Temperature-sensitive spatial distribution of defects in PdSe2 flakes

TL;DR

This study reveals that temperature can dynamically reconfigure the spatial distribution of defects in PdSe2 flakes, affecting their electronic transport properties and opening new avenues for defect engineering in van der Waals materials.

Contribution

We demonstrate temperature-dependent defect redistribution in PdSe2 flakes and its impact on electronic transport, a novel approach to defect engineering in 2D materials.

Findings

Defect distribution in PdSe2 is anisotropic at 80 K.

Raising temperature weakens defect anisotropy.

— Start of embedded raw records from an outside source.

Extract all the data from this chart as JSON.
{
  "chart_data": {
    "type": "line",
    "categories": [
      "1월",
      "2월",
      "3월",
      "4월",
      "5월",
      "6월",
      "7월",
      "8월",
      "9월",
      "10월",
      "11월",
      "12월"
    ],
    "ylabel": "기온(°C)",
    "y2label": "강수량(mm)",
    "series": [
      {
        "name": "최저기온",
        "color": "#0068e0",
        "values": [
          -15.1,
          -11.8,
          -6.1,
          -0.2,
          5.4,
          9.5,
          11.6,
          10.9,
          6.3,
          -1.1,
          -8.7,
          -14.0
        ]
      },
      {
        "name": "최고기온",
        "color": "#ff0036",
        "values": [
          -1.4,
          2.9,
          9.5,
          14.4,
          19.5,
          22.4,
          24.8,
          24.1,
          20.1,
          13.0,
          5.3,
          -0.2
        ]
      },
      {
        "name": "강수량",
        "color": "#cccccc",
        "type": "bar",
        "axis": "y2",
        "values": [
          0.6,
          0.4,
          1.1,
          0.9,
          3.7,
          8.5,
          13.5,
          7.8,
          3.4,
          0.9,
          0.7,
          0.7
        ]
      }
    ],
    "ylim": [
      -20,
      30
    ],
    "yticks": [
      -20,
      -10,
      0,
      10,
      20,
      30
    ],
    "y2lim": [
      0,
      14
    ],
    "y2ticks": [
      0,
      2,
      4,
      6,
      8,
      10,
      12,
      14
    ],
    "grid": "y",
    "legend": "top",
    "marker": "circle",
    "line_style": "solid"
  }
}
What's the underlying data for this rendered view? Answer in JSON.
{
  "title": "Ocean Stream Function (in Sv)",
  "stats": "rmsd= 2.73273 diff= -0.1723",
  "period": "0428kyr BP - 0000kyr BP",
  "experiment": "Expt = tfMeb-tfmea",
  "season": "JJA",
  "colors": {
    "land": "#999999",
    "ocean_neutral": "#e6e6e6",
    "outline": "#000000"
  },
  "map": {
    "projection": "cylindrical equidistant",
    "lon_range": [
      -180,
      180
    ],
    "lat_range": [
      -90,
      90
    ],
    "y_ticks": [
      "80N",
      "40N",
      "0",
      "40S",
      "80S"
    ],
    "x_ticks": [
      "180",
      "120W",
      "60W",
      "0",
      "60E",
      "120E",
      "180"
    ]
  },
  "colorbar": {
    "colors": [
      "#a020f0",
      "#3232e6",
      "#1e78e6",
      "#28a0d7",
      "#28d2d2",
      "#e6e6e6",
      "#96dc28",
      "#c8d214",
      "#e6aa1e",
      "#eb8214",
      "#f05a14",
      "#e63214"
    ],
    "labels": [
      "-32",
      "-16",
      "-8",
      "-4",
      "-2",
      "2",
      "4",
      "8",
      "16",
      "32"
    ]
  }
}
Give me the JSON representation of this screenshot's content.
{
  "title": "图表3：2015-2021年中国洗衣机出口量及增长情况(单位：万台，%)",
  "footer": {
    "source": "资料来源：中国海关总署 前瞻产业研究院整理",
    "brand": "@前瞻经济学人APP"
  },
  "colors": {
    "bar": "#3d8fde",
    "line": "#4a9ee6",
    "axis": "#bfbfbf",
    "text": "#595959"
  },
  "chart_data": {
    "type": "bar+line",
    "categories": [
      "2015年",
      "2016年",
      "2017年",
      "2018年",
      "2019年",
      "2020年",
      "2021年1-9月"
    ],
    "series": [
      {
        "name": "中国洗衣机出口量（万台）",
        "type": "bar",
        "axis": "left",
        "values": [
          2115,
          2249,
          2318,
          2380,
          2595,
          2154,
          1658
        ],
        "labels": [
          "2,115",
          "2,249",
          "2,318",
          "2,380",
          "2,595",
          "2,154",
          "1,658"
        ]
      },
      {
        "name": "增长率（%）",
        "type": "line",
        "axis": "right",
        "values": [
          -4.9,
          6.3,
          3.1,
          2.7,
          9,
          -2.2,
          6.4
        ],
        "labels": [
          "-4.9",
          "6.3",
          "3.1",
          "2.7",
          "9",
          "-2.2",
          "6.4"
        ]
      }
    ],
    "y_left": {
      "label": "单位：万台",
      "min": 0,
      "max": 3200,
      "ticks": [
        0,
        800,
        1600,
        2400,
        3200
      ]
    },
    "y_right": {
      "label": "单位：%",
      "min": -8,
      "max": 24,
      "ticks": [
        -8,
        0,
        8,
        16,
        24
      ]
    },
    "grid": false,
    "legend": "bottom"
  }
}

Electrical transport properties are sensitive to defect redistribution.

Abstract

Defect engineering plays an important role in tailoring the electronic transport properties of van der Waals materials. However, it is usually achieved through tuning the type and concentration of defects, rather than dynamically reconfiguring their spatial distribution. Here, we report temperature-sensitive spatial redistribution of defects in PdSe2 thin flakes through scanning tunneling microscopy (STM). We observe that the spatial distribution of Se vacancies in PdSe2 flakes exhibits a strong anisotropic characteristic at 80 K, and that this orientation-dependent feature is weakened when temperature is raised. Moreover, we carry out transport measurements on PdSe2 thin flakes and show that the anisotropic features of carrier mobility and phase coherent length are also sensitive to temperature. Combining with theoretical analysis, we conclude that temperature-driven defect spatial redistribution could interpret the temperature-sensitive electrical transport behaviors in PdSe2 thin flakes. Our work highlights that engineering spatial distribution of defects in the van der Waals materials, which has been overlooked before, may open up a new avenue to tailor the physical properties of materials and explore new device functionalities.